I then started looking at some key email addresses here in the company. One of them had a potential breach on linkedin.com. I notified the user and his response was so why would they steal LinkedIn information. My response, not sure… Perhaps they are banking on people using the same password for other accounts such as banking/credit card accounts. If they happen on to the email address in some other “breach” (such as your bank or your credit card) they will try the password. His response was might be a good time to change some passwords.
An article on Motherboard concerning the breach states:
This is just the latest so-called “mega-breach” to be revealed. This summer, hundreds of millions of records from sites such as LinkedIn, MySpace, Tumblr, and VK.com from years-old data breaches were sold and traded amongst hackers.
Perhaps it is a good time to change those passwords as well. I try not to use the same password for multiple sites and I strive to use good strong passwords. I have devised a scheme in creating my passwords that allows me to recall the password from any site even though all of the passwords are different.
Many thanks to Troy for the haveibeenpwned.com website.
For more information about the Dropbox breach see …

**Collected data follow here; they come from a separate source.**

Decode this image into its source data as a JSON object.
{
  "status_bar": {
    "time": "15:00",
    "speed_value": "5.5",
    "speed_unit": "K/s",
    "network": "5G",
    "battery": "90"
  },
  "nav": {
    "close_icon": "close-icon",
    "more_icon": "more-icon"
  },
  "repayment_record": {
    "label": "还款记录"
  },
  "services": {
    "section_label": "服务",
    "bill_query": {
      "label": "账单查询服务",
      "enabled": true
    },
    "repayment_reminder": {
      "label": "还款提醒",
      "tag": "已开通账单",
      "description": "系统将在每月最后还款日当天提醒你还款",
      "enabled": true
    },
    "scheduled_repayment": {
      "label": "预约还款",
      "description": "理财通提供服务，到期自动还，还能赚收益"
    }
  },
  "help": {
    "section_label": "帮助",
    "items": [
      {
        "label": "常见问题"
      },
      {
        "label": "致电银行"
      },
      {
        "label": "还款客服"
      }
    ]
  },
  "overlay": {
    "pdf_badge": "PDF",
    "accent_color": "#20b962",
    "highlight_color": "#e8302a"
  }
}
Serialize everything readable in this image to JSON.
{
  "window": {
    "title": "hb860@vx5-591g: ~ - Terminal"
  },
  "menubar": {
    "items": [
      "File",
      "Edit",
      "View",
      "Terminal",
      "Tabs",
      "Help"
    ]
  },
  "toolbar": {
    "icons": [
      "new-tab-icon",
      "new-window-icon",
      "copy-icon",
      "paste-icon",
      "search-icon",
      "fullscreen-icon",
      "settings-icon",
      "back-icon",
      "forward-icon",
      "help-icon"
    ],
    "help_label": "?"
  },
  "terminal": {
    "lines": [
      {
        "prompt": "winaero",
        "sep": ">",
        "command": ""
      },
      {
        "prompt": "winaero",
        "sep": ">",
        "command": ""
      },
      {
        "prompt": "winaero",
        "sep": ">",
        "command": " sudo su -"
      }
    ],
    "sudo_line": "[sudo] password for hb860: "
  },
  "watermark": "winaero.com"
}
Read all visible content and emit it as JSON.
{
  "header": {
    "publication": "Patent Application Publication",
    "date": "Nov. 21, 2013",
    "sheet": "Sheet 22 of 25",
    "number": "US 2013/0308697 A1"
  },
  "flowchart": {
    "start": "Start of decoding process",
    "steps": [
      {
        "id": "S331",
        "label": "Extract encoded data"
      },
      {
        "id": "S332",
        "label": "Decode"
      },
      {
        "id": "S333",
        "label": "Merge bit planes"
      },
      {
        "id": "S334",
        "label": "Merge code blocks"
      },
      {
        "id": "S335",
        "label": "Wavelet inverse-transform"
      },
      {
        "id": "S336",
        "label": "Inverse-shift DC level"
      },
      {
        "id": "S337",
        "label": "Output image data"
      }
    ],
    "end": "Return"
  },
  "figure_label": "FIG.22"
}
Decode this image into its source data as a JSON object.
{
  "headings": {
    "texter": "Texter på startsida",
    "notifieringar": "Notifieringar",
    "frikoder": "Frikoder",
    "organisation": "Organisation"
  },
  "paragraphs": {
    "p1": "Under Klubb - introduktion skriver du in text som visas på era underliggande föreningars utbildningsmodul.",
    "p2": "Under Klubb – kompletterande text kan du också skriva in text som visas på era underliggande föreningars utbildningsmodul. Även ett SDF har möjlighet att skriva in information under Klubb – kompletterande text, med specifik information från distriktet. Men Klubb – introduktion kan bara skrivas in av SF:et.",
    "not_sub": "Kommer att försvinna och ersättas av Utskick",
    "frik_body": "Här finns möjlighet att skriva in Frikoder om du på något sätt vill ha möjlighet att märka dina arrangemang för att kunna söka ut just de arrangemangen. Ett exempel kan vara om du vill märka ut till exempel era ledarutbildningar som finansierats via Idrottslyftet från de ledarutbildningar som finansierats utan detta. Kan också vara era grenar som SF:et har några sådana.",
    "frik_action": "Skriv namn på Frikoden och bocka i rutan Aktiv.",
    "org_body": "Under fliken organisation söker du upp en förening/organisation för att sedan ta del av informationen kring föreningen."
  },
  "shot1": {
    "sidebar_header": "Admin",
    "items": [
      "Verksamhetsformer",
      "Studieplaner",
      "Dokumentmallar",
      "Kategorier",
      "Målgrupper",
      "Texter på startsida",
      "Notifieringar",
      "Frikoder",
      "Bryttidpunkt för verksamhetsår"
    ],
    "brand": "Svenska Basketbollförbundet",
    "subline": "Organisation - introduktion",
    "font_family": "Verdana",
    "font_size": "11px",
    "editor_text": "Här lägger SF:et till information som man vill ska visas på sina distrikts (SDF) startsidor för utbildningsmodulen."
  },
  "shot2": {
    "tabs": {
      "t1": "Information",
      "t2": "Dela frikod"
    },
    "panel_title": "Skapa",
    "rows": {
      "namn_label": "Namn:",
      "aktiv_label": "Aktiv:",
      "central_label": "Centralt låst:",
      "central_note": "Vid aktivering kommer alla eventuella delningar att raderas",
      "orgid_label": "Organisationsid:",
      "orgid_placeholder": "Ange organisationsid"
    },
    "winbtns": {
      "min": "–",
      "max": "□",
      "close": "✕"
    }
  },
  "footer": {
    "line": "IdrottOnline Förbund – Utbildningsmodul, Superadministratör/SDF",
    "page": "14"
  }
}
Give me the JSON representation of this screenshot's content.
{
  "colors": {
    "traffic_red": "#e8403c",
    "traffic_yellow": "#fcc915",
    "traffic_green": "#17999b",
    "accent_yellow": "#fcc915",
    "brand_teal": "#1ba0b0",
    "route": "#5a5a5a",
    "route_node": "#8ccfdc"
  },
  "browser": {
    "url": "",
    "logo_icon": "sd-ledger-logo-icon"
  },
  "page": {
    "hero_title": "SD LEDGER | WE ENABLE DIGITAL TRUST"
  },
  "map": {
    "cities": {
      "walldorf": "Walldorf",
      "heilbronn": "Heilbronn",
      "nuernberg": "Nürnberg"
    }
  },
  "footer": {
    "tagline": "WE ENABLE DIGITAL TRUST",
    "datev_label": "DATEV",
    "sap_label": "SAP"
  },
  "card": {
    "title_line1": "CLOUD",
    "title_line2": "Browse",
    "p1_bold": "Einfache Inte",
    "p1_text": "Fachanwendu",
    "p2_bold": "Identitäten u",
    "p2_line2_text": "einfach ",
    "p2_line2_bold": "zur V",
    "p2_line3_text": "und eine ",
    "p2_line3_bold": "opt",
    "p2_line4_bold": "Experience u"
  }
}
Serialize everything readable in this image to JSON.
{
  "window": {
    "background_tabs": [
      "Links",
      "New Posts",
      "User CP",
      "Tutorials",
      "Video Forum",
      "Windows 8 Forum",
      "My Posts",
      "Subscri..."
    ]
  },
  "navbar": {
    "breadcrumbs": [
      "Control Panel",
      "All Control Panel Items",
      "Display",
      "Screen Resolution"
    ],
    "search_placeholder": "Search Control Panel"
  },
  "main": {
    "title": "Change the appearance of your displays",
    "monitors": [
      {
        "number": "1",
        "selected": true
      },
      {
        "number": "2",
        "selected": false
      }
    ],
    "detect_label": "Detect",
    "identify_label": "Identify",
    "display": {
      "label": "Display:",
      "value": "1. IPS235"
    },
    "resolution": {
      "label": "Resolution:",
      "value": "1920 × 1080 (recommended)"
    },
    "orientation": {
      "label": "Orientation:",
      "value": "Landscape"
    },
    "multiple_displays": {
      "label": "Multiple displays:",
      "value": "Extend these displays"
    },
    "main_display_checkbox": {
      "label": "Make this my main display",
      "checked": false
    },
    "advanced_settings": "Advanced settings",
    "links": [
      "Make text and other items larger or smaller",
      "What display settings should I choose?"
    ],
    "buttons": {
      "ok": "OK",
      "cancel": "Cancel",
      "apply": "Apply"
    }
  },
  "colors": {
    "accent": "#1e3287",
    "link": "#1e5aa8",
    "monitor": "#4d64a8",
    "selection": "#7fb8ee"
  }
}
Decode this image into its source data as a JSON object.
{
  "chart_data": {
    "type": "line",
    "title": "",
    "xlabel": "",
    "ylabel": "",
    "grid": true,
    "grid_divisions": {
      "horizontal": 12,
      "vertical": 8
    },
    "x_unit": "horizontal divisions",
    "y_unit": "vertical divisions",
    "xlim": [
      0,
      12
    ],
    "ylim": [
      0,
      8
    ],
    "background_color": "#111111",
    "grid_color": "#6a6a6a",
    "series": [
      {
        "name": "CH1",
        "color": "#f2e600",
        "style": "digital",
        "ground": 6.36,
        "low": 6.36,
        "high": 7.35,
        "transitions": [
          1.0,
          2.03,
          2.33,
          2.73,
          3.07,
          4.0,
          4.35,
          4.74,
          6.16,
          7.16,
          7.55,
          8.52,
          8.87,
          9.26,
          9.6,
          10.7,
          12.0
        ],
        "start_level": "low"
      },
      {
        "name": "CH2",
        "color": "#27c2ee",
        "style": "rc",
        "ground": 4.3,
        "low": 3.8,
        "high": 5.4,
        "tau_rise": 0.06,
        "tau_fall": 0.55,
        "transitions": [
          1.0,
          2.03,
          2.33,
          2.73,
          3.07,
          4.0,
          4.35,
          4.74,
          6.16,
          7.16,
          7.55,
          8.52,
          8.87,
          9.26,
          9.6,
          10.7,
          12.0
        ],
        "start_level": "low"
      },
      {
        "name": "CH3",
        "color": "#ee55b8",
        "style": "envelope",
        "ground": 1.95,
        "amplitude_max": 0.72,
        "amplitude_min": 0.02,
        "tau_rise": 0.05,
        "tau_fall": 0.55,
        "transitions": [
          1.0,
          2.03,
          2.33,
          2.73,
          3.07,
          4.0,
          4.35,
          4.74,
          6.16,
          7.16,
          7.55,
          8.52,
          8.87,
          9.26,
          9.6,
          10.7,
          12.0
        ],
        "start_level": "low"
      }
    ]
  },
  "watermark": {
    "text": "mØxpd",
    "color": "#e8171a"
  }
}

If YOU can recall the password based on your scheme, and your email is in 2 or more breaches (or even just 1 depending on how simple/complex your scheme is), the bar is lowered for someone else trying to figure out your scheme either through specific targeting of your address or automated analysis of the password breaches. I'm just saying using a good password manager with 2-factor auth to access it and purely random passwords for your logins would likely be more secure than a mnemonic-based password scheme that someone could write scripting logic against to determine your scheme.